A l’approche du bassin d’hiver, la température monte, l’odeur du chlore se fait entêtante et l’humidité devient « tropicale »… Néanmoins si nous parlons de Molitor aujourd’hui ce n’est pas tant pour ses espaces thermaux cossus, ni même pour voir des bikinis (qui avaient pourtant fait leur première apparition ici même en 1946 grâce à Louis Réard). Non ! Ce qui a poussé l’équipe d’Urban Art Paris à enquêter au bord de l’eau, c’est la sortie du livre Molitor : vibrations artistiques qui vient consacrer un projet qui, entre 2016 et 2018, a vu affluer près d’une soixantaine d’artistes urbains. Il est temps de revenir sur l’histoire de la piscine la plus « street » de Paname !
De l’Art déco à l’art du métro
C’est en 1928 que l’entrepreneur privé Antoine Belverge propose au conseil de Paris son projet des « piscines plages d’Auteuil ». Dans un contexte de renouveau urbanistique et de développement des pratiques sportives, l’idée est acceptée avec enthousiasme et le bail est signé en 1929 accordant à Belverge 5300 m² d’espace. L’architecte Lucien Pollet est dépêché afin de mettre en œuvre le bâtiment qui s’avère être bien plus qu’une simple piscine. La structure est une œuvre de son temps : vestige marquant du « style paquebot », faisant fi des ornements au profit d’une géométrisation des formes et d’une pureté du design selon le crédo de l’Art déco. Ce triangle d’un blanc éclatant, aux hauts murs neutres percés de fenêtres-hublots fait figure de navire urbain sorti de quelque tableau de Charles Sheeler. L’une des rares excentricités concernant le décor intérieur est le travail de Louis Barillet. Ce peintre et vitrailliste participe au renouveau de l’art du verre dans l’architecture en France entre les années 1920 et 1930. Aujourd’hui encore, sont conservés à Molitor plusieurs de ses vitraux représentant des jeunes femmes en maillot de bain.
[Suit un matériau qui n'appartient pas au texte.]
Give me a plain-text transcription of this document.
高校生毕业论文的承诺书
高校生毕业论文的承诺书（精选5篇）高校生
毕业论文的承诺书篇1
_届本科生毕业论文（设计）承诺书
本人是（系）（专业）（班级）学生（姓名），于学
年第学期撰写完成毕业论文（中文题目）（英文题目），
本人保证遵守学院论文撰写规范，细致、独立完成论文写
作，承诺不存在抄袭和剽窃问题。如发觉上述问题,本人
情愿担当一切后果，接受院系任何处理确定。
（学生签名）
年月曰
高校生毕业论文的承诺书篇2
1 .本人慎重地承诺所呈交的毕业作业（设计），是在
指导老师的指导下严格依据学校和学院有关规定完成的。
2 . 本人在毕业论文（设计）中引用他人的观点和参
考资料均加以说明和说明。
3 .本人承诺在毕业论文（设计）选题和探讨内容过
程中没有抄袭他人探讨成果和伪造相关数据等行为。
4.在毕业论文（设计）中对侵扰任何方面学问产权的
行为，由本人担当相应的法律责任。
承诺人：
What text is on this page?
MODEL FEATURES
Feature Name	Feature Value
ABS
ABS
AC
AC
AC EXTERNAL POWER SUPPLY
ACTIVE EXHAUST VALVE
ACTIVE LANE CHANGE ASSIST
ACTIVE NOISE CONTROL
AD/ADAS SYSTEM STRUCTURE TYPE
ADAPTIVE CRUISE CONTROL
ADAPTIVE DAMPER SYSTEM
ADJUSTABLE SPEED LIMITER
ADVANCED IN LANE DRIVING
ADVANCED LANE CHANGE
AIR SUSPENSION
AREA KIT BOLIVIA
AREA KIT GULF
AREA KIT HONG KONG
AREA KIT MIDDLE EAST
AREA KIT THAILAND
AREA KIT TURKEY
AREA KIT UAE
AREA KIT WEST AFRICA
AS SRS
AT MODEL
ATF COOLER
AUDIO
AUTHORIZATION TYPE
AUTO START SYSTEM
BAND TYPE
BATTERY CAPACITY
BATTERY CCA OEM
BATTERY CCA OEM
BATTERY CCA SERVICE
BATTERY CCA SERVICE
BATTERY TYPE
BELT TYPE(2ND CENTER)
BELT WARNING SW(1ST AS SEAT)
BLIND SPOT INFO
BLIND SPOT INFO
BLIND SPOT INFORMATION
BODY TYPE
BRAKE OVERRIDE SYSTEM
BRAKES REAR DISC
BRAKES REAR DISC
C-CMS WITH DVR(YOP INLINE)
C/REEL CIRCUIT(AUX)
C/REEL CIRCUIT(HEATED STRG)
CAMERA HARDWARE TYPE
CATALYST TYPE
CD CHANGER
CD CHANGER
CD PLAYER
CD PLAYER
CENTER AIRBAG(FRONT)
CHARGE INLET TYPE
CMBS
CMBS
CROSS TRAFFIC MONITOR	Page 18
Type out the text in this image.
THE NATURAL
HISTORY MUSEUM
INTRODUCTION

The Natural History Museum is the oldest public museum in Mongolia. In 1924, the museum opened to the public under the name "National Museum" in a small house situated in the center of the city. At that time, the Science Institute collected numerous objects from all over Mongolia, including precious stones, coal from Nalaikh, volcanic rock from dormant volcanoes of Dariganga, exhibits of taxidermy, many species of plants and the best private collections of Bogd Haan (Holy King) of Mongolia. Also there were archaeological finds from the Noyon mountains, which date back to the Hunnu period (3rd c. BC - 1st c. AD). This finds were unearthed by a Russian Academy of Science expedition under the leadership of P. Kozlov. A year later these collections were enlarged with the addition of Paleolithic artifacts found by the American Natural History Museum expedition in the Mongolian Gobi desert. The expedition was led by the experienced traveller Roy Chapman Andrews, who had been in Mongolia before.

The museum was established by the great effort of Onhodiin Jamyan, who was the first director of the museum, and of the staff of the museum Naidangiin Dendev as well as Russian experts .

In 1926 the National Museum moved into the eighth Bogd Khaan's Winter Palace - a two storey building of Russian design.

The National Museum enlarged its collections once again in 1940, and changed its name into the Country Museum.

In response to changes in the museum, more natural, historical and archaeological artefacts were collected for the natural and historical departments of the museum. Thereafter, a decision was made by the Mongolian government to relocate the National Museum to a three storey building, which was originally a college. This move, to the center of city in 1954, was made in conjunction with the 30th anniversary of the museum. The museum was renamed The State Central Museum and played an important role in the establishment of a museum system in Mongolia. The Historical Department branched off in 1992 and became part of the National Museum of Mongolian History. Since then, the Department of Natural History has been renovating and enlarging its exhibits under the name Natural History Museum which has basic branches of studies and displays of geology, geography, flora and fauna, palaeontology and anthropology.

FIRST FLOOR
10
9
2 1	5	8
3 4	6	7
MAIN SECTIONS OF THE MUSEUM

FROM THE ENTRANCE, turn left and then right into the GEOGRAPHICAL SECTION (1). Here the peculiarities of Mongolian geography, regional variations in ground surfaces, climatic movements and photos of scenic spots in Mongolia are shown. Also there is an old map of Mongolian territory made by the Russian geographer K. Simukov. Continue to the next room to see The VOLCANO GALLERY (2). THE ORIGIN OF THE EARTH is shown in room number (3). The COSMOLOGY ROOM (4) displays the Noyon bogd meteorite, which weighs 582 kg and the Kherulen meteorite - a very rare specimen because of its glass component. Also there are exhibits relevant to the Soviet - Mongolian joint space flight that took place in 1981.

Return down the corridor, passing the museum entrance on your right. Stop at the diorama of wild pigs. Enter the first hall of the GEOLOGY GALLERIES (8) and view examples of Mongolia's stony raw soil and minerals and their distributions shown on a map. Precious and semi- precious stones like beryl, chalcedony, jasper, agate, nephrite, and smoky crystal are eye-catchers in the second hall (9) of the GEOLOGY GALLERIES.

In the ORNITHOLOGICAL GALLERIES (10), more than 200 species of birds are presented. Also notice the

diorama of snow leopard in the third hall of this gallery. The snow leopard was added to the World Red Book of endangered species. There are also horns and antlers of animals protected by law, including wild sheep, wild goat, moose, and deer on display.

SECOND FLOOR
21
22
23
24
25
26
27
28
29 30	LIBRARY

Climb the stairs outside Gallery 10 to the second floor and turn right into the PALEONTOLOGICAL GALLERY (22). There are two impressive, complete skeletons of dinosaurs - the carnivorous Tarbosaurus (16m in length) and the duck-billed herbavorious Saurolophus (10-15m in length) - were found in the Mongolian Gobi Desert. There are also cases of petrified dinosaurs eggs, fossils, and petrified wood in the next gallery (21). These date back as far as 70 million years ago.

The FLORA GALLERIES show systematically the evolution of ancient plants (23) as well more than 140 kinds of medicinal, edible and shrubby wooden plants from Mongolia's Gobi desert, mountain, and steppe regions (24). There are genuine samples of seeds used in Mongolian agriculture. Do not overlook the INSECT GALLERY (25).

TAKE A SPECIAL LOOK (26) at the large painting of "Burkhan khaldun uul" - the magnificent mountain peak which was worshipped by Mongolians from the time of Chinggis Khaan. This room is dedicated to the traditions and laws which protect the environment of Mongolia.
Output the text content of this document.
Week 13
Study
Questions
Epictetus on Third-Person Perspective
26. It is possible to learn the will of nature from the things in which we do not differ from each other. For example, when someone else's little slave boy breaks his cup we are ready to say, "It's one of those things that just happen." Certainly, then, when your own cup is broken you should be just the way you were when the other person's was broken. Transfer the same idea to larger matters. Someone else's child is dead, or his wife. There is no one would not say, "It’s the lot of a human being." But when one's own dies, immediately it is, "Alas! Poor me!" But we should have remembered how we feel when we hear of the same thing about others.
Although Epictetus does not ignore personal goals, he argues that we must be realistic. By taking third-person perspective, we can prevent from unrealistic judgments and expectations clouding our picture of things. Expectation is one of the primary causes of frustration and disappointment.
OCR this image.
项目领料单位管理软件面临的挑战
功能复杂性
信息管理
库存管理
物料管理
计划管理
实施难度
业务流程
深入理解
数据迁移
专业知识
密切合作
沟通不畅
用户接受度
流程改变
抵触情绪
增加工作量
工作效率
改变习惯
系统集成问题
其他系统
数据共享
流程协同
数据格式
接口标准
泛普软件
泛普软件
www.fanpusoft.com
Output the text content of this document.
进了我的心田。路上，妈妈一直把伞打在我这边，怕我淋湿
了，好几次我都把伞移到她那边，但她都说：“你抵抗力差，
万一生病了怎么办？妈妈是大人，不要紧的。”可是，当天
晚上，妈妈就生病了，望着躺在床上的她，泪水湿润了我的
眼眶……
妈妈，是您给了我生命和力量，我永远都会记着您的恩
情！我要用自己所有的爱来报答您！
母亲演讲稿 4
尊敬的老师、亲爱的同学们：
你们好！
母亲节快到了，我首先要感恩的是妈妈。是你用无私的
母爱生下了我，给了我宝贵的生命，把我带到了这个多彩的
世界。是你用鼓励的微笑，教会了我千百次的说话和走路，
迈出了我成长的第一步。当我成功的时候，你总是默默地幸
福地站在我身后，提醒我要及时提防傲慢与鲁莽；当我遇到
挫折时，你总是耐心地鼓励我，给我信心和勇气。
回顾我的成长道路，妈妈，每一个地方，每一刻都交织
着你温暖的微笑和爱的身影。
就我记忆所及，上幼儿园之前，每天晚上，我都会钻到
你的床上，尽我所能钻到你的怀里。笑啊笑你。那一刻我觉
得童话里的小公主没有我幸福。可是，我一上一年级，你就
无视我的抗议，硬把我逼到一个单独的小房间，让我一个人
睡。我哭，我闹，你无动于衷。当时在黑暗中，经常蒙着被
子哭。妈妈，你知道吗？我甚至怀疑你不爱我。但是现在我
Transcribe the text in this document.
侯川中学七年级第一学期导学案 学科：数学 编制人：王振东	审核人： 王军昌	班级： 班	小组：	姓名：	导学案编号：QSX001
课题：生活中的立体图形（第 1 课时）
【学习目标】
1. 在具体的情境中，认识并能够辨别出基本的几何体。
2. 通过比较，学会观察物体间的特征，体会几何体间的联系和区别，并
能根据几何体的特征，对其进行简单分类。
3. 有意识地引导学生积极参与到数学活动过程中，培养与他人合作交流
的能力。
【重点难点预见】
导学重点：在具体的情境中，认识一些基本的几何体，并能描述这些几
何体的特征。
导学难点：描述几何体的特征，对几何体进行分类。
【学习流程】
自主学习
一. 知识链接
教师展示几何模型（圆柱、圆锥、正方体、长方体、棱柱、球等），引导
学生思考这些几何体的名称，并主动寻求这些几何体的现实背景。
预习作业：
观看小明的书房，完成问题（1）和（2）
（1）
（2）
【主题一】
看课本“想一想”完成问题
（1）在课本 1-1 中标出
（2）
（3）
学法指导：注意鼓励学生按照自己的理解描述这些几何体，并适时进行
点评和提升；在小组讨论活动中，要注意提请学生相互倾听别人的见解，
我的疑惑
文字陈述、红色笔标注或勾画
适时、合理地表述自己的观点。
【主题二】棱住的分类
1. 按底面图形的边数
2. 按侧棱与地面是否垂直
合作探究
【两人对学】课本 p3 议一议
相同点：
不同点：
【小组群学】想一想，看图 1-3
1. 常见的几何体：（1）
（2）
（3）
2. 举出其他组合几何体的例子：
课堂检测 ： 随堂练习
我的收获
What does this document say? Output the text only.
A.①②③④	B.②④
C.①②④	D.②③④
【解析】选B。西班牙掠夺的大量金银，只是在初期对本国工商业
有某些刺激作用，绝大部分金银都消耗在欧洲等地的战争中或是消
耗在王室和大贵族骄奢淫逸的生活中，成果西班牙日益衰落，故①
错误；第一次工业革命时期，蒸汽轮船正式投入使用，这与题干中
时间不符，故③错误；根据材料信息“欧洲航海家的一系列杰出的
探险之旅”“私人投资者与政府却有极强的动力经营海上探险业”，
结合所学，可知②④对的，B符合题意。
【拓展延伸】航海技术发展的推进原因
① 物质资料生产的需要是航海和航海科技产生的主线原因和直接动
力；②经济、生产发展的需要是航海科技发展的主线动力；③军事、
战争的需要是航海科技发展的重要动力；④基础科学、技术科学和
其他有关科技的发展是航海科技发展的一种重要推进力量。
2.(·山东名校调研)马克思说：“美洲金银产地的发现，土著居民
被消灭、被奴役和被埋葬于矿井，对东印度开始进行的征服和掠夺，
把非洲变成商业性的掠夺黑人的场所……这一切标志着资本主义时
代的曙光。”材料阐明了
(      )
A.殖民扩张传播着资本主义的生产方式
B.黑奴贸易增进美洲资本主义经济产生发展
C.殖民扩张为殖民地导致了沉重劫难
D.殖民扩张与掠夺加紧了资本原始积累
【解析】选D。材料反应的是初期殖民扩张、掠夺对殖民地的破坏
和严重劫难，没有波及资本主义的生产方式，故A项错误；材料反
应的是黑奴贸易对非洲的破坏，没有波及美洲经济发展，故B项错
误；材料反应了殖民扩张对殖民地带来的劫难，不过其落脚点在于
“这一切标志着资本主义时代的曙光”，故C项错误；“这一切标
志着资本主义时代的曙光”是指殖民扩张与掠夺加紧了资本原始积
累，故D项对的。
Néanmoins, le temps faisant son œuvre, Molitor tombe petit à petit dans un état de vétusté avancé. Bien qu’ayant rayonné de nombreuses années, le succès du lieu diminue de génération en génération et la patinoire montée en lieu et place du bassin d’été n’y change rien. Comme l’écrit Ludovic Roubaudi, le sort de Molitor était scellé dès 1970 :
« On eut beau refaire la verrière du bassin d’hiver, retaper quelques chapes, la piscine tombait en capilotade. Le système de filtration des eaux lui aussi faisait des siennes, et l’on a de nombreux témoignages de baigneurs s’étant plaints de la mauvaise qualité de l’eau. »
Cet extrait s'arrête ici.